El desarrollo de ésta en nuestro país no debería llevarse a cabo de forma ajena a la AP y a la red de servicios sociales, constituyendo una red paralela de servicios, organizada y llevada a cabo exclusivamente por profesionales hospitalarios12. La AP y los servicios sociales deberían tener un peso específico en el desarrollo de estos programas, compartiendo responsabilidades clínicas, organizativas y financieras con el hospital. En caso contrario sólo podrán ser beneficiarios de estos servicios los pacientes que cuenten con familias competentes dispuestas a ejercer el rol de cuidador.

Incorporación de nuevos estilos de gestión y la construcción de alianzas estratégicas entre las partes del sistema sanitario y social

La atención compartida requiere la incorporación de nuevas formas de gestión. Las personas que dirigen organizaciones sanitarias y sociales y los responsables de estas nuevas unidades y equipos deben transformarse en gestores y líderes que sepan ver más allá de su propia organización.

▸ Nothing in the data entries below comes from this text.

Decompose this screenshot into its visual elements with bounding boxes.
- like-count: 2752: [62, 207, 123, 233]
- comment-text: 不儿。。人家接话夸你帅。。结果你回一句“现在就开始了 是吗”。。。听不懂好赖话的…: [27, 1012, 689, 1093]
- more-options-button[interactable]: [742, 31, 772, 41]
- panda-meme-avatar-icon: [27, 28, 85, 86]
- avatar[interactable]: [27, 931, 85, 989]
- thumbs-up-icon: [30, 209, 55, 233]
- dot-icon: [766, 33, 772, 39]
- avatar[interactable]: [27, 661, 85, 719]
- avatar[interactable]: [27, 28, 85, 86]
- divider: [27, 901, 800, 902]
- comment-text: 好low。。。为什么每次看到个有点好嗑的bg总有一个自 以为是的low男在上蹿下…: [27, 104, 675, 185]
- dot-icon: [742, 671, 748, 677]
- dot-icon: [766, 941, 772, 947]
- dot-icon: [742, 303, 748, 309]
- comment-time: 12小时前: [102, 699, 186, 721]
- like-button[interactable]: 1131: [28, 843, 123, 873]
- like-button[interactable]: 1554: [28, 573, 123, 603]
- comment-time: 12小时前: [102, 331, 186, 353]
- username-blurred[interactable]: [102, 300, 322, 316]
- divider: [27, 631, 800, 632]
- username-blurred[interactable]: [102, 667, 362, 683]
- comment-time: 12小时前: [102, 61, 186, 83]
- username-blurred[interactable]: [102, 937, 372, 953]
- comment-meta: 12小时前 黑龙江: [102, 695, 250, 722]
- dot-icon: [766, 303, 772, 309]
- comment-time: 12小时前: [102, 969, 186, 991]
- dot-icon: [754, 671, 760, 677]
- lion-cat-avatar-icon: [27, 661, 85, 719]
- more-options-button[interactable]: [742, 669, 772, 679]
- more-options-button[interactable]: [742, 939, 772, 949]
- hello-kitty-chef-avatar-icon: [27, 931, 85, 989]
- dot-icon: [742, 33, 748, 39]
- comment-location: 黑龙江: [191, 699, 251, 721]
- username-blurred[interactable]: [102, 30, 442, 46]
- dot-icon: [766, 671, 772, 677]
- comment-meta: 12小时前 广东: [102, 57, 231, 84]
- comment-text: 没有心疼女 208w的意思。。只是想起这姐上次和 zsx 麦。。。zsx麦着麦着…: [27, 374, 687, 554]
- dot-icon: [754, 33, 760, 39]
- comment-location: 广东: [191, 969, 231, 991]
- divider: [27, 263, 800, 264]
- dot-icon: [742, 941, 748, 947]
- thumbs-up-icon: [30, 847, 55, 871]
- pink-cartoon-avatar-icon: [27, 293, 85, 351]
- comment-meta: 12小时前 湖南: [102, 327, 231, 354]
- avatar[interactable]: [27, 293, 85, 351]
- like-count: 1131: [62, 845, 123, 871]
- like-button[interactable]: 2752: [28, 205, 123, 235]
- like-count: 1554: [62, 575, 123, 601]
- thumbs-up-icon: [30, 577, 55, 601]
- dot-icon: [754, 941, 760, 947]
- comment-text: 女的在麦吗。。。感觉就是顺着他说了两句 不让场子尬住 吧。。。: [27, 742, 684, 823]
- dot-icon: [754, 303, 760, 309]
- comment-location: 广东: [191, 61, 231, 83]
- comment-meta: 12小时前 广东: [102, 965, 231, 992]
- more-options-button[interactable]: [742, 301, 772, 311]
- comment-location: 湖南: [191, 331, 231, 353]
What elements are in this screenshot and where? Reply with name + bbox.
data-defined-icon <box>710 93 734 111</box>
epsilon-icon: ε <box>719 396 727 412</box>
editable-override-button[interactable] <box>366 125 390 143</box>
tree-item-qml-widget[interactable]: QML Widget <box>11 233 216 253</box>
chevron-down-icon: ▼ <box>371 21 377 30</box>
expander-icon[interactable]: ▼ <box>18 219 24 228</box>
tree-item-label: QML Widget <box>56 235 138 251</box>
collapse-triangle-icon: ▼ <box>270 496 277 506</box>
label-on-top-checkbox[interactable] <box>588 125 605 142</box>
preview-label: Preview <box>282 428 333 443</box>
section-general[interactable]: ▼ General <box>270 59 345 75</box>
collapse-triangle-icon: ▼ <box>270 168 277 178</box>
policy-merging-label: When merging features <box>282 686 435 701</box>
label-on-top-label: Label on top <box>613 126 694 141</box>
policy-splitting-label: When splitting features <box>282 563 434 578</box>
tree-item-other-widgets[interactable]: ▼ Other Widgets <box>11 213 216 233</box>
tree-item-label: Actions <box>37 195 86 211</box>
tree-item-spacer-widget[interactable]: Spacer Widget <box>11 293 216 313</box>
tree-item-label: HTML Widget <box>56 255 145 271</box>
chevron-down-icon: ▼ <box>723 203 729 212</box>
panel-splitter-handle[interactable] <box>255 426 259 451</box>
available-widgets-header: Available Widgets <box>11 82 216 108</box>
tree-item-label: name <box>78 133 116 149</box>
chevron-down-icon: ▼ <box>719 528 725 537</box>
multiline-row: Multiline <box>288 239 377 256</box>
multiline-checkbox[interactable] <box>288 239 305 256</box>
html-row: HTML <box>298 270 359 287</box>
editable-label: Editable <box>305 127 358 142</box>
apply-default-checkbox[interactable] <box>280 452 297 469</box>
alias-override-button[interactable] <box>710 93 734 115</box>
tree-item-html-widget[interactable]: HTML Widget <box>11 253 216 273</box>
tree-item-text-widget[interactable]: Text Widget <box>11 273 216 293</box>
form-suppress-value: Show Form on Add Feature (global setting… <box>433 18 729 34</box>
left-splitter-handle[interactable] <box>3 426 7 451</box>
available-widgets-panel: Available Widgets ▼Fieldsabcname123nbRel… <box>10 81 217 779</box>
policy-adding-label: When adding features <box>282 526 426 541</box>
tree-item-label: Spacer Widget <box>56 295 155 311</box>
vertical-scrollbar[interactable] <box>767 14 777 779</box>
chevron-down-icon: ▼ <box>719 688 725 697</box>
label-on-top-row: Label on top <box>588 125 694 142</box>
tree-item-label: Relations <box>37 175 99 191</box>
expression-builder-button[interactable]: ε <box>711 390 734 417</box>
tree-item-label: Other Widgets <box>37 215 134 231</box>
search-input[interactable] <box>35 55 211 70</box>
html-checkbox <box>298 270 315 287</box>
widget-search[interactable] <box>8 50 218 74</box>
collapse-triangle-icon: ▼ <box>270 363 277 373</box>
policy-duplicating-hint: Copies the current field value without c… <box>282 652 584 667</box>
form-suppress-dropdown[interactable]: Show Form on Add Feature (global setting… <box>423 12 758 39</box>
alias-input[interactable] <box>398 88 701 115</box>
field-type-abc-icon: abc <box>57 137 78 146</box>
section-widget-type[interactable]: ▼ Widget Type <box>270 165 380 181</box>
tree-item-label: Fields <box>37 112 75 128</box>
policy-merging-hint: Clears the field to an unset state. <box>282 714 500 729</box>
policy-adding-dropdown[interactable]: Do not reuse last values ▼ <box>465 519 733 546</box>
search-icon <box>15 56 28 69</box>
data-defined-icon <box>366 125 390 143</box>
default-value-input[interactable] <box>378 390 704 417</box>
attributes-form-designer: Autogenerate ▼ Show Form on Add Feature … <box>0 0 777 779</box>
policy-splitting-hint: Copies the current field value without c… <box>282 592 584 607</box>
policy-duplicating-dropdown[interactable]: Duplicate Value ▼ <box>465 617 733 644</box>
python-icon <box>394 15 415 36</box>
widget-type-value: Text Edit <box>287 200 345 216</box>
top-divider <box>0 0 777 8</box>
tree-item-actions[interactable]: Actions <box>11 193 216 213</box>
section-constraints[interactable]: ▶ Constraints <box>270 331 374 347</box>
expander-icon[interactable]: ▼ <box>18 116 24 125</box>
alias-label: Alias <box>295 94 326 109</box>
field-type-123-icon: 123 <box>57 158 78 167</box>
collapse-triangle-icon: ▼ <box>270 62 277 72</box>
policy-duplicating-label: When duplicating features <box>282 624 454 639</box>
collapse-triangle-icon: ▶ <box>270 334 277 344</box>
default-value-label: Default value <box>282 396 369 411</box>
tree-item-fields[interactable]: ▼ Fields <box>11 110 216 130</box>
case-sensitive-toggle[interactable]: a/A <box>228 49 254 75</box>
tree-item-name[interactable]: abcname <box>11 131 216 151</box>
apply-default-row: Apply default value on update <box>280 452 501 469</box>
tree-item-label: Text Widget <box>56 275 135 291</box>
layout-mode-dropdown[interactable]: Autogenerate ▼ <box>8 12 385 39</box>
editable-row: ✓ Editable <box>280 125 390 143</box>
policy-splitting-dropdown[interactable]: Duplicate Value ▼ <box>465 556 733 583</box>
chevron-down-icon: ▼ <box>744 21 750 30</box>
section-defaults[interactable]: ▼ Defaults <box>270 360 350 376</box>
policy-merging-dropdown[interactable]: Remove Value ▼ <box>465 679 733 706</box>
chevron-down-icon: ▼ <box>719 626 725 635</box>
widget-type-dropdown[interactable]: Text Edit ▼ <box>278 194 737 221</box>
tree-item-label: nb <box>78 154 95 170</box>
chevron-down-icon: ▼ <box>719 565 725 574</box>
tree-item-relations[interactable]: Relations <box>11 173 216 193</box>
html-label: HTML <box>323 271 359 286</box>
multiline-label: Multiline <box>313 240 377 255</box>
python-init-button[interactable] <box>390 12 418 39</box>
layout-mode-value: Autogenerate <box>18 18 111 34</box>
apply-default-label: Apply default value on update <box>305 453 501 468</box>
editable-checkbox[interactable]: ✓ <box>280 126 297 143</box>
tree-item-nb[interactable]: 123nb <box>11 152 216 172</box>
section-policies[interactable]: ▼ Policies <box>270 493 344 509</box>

También debe operativizarse la construcción de alianzas para el desarrollo de nuevos servicios. En una primera fase los proyectos de atención compartida se basarían en la construcción de acuerdos de colaboración. Ésta sería una fórmula de alianza muy básica basada más en la unión operacional que en la unión de recursos financieros. Una vez evaluados, podrían plantearse avanzar hacia un tipo de alianzas con mayor unión de recursos económicos. Éste sería el caso de la creación de servicios de enfermeras clínicas de enlace, cuidados paliativos, heridas u ostomías que dan soporte a pacientes hospitalizados y a los equipos de AP como consultores, o el desarrollo de almacenes de ayudas técnicas o adaptaciones gestionados conjuntamente entre los servicios comunitarios sanitarios y sociales.

Algunos problemas

Algunos autores han descrito algunas de las dificultades que han surgido en algunos países que han introducido esta nueva filosofía asistencial: déficit de experiencia en la gestión de organizaciones en red y dirección de proyectos por parte de los responsables de instituciones sanitarias o sociales; necesidad de una gran inversión de tiempo para desarrollar esta nueva cultura y establecer una red integrada de servicios efectiva; dificultades para financiar estos nuevos proyectos y fragmentación en la provisión de servicios, con la falta de una autoridad superior que estimule e incentive que las partes converjan hacia un modelo de atención compartida4.

Conclusiones

Difícilmente podremos mantener al paciente en el domicilio en buenas condiciones si los responsables de la gestión de las instituciones implicadas no desarrollan modelos de organización en red para ofertar una atención a domicilio integrada de calidad. El modelo de contratación de servicios actual debe dar paso a otro modelo de contratación integrada de éstos y al desarrollo de estilos de gestión y atención no centrados exclusivamente en la eficacia y eficiencia de cada organización.